AUKUS nuclear submarines pact sparks international concern

AUKUS nuclear submarines

26th March 2023 – (Sydney) The recent announcement of the AUKUS nuclear submarines pact by Washington, London and Canberra has caused international concern. Despite objections from the international community, the three governments have pushed forward with their unilateral approach, disregarding the potential risks to nuclear proliferation and the harm it could cause to peace and stability in the Asia-Pacific region. The signing of AUKUS has marked the first time in history that nuclear weapon countries have transferred naval nuclear propulsion reactors and weapons-grade highly-enriched uranium to a non-nuclear nation, which is a severe non-proliferation risk.

The IAEA member states have called for open, transparent, inclusive and sustainable intergovernmental discussions at the agency to address the AUKUS issue. Former Australian Prime Minister, Paul Keating, has labelled the deal as “the worst international decision by an Australian Labor government”. The three governments’ claim that they would abide by nuclear non-proliferation commitments has been criticised, as the current IAEA safeguards system is not powerful enough to ensure effective supervision and prevent nuclear materials from being used in seeking weapons.
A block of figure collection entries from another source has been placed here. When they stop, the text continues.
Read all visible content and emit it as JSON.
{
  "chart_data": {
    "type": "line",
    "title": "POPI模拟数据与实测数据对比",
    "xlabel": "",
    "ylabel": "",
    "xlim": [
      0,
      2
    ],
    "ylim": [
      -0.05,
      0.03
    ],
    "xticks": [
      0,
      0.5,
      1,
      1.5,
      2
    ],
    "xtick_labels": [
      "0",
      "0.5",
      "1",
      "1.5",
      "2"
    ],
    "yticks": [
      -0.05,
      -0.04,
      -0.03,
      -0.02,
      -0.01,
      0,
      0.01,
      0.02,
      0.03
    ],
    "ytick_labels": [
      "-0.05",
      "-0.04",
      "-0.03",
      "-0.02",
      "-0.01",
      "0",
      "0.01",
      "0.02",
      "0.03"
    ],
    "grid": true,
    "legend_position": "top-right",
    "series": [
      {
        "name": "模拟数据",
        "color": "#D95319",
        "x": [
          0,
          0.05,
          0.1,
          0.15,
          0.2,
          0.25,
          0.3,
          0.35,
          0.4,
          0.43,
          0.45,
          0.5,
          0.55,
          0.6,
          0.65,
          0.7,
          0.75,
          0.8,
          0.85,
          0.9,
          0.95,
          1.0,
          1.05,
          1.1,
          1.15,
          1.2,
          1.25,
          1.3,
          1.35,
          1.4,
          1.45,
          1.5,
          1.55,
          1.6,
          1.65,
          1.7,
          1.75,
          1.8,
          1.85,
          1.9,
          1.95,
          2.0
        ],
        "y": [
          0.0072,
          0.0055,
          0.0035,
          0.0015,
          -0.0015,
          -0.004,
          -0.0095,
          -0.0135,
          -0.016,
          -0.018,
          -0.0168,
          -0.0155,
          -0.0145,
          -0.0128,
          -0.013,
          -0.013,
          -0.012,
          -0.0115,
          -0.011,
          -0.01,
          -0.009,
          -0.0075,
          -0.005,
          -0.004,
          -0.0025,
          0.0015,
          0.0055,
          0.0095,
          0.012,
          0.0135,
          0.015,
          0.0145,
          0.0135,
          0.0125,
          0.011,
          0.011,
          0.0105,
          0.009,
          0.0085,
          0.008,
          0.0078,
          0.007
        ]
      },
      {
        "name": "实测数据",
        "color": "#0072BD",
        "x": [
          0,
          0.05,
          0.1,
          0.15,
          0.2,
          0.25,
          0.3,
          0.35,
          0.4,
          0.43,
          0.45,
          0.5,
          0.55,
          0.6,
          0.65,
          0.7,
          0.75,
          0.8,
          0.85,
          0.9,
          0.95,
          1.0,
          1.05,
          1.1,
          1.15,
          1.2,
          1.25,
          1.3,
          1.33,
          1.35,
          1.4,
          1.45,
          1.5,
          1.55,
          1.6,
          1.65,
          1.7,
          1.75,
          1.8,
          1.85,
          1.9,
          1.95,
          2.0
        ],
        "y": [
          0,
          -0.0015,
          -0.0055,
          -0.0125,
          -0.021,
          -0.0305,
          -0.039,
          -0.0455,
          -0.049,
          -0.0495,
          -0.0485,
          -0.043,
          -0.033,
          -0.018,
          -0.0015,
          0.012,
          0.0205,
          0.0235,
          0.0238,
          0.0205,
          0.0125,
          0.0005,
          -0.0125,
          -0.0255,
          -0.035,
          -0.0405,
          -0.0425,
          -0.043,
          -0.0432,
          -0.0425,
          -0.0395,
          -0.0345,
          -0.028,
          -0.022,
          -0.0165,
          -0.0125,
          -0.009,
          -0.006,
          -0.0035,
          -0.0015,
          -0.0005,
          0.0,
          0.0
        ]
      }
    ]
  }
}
The AUKUS deal has set a dangerous precedent that may weaken the deterrence of IAEA safeguards and make nuclear proliferation more likely. As such, all IAEA member states need to work together to keep intergovernmental discussions in place, find a way to resolve the safeguards issues and firmly defend the international non-proliferation regime to safeguard global peace and security. It is essential that the three governments do not put their own geopolitical interests above international laws and regulations or the interests of other countries. Instead, they should wait until a broad consensus is reached before implementing the AUKUS pact.